Strengths: Better context retention than Cursor; decent file traversal; good understanding of code relationships Weaknesses: Can get quite stuck in their full agentic mode as it starts editing things. While they have removed their flow credits part, it is still painful to watch it go completely out of context. Best for: Mid-size projects where you need moderate autonomy

Cursor - Popular but underwhelming for true agentic work

Strengths: Good IDE integration; clean interface; works reasonably well for single-file tasks. I like the ability to Cmd+K and insert a bulk of code in the middle. Also, I like the @Docs feature to bring latest documentation for popular libraries.

Weaknesses: Context falls apart in agentic mode; often loses track of previous instructions; requires excessive prompting Best for: Single-file optimizations and modifications, but not complex cross-file tasks

Claude Code - Declining quality since public beta

Strengths: Used to have superior reasoning and contextual understanding 3 months ago Weaknesses: Super expensive (like always), but recent updates have significantly degraded agentic capabilities; now requires much more hand-holding than before as it goes compleltely off base. Best for: Simple tasks that don't require deep contextual understanding Note: Most disappointing decline in quality - was previously much more capable. I spent $500 in Feb-Mar and thought it was worth.

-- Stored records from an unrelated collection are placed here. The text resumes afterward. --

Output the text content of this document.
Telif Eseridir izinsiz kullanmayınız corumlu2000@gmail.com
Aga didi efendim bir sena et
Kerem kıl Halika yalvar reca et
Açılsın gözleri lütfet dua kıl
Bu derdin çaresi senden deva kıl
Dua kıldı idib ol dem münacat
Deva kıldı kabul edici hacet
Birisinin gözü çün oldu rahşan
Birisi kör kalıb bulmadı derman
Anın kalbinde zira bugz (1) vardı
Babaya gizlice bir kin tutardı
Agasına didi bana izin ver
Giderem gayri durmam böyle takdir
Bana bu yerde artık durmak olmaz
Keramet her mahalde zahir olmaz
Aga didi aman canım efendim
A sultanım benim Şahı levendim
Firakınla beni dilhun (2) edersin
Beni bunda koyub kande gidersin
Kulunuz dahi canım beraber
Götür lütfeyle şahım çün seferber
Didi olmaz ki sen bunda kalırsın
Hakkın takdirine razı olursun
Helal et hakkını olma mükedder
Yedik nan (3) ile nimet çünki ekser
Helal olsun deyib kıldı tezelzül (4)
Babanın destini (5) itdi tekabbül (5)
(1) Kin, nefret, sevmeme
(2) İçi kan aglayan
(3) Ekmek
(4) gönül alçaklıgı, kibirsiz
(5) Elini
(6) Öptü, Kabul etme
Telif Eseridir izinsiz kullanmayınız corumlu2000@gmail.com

Cline, Roo, and Aider - Conceptually interesting but practically limited

Strengths: Cline has good terminal integration; Roo offers interesting visualization; Aider has straightforward CLI Weaknesses: All three struggle with maintaining context; limited understanding of project structure; frequent need to repeat instructions Best for: Very simple, isolated coding tasks or experiments

Real-world Performance Differences The gap between these tools becomes most apparent when trying to implement complex features. For example, when asked to "add user authentication with email verification to my Express app":

Augment Code: Identified relevant files, added middleware, routes, and email service integration, then explained how the pieces fit together Windsurf/Cursor: Added authentication to single files I pointed at but needed explicit instructions for each additional component Others: Generally required file-by-file guidance with frequent context reminders

Conclusion If budget isn't a concern, Augment Code currently offers the most truly agentic experience, but still has a long way to go. For more budget-conscious developers, Windsurf slightly edges out Cursor for agentic capabilities, though both still require significant guidance for complex tasks.

Comments

SoMomentary•1y ago
I'm always surprised by people sleeping on GitHub Copilot. Is this because people truly don't find any value in it?
bv_dev•1y ago
I have used Github copilot since their beta release in 2023 and I don't find it anywhere near good these days. Automplete was good, but the industry has moved way beyond 2025. Copilot is slightly worse than Cursor which is itself a pretty average tool now. If you use truly agentic code generation, you won't be able to go back to Github Copilot.
SoMomentary•1y ago
You don't consider copilots agent mode to be agentic? I've had some pretty great results with agent mode + mcp to have it check it's own work.